Dove ci troviamo?

La chiave di lettura che riteniamo più appropriata per comprendere il nostro tempo è la “fragilità”:

  • Sul piano planetario è evidenziata dalla debolezza degli assetti economici e politici e rivela una carenza di visione e di leadership; una situazione aggravata dall’uso strumentale dei fattori di crisi da parte di forze rese pericolose dalla narrazione populista e dalle insorgenze nazionaliste che alimentano scenari rischiosi per la pace.
  • Sul piano sociale si nota una progressiva trasformazione degli ordinamenti secondo una visione esasperata dei diritti individuali, senza che a questi corrispondano altrettanti doveri di solidarietà e di rinuncia ad opportunità che ledono il legame sociale.
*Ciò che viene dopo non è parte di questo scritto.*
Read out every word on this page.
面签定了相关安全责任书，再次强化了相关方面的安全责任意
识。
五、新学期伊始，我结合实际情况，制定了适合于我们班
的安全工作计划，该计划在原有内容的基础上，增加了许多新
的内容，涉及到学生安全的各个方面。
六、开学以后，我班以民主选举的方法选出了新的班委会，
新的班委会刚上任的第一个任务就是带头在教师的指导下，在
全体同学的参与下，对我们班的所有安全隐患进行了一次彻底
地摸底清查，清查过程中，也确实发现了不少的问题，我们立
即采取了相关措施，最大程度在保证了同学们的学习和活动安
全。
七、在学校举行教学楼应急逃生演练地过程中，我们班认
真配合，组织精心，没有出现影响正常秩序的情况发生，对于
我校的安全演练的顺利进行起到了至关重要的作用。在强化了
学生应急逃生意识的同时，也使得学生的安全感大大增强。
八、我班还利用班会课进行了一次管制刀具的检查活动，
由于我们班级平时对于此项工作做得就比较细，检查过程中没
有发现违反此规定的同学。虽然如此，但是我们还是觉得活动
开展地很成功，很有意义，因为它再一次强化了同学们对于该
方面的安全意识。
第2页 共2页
Legame che, in tal modo, risulta precarizzato anche a causa della scarsità di veri legami di fraternità e di cura.
  • Sul piano esistenziale si risente decisamente del passaggio dall’epoca della disciplina all’epoca della performance, in cui gli “individui sovrani” essendo sottoposti al continuo stress del mostrarsi sempre all’altezza, sono resi fragili dalla fatica di essere se stessi.

Da ognuno di questi ambiti emerge una forte esigenza di punti di riferimento: modelli di governo e di azione orientati da una strategia di lungo periodo capace di un futuro significativo, all’altezza della dignità umana; comunità dotate di legami di fratellanza e cooperazione in cui le persone possano ritrovarsi e fornire il proprio contributo al bene comune; universi di senso in grado di liberare gli individui dalla paura e dalla superstizione dell’autorealizzazione, capaci di mettere in comunicazione (“religione” significa relazione) la terra ed il cielo e di ridare speranza nell’opera umana e nel futuro.

In cosa confidiamo?

Noi confidiamo nella capacità della Civiltà occidentale di rinnovare se stessa tornando ad alimentarsi, in modo creativo e adatto al tempo che si sta delineando, dei valori forti della sua tradizione: persona, pace, comunità, democrazia, educazione, lavoro, apertura, tensione al miglioramento.
Come Orfeo che, di fronte al canto ammaliante e mortifero delle sirene, imbracciata la cetra, eleva agli achei un “canto vivace / con rapido ritmo, in modo che le loro orecchie / rimbombassero di quel rumore, e la cetra / ebbe la meglio sulla voce delle fanciulle” (Apollonio Rodio, Argonautiche), così anche noi, come fratellanza culturale, vogliamo elevare un piccolo, nitido canto tanto appassionato quanto ragionevole. Un canto che parli dell’alta destinazione della civiltà occidentale e della promessa di umanità piena che ci è stata consegnata dai grandi che ci hanno preceduto. Un canto che narri della necessità di liberarci dagli errori e dalle scorie del tempo per rinnovare il fuoco dell’ideale di una vita di “virtù, cura e conoscenza”.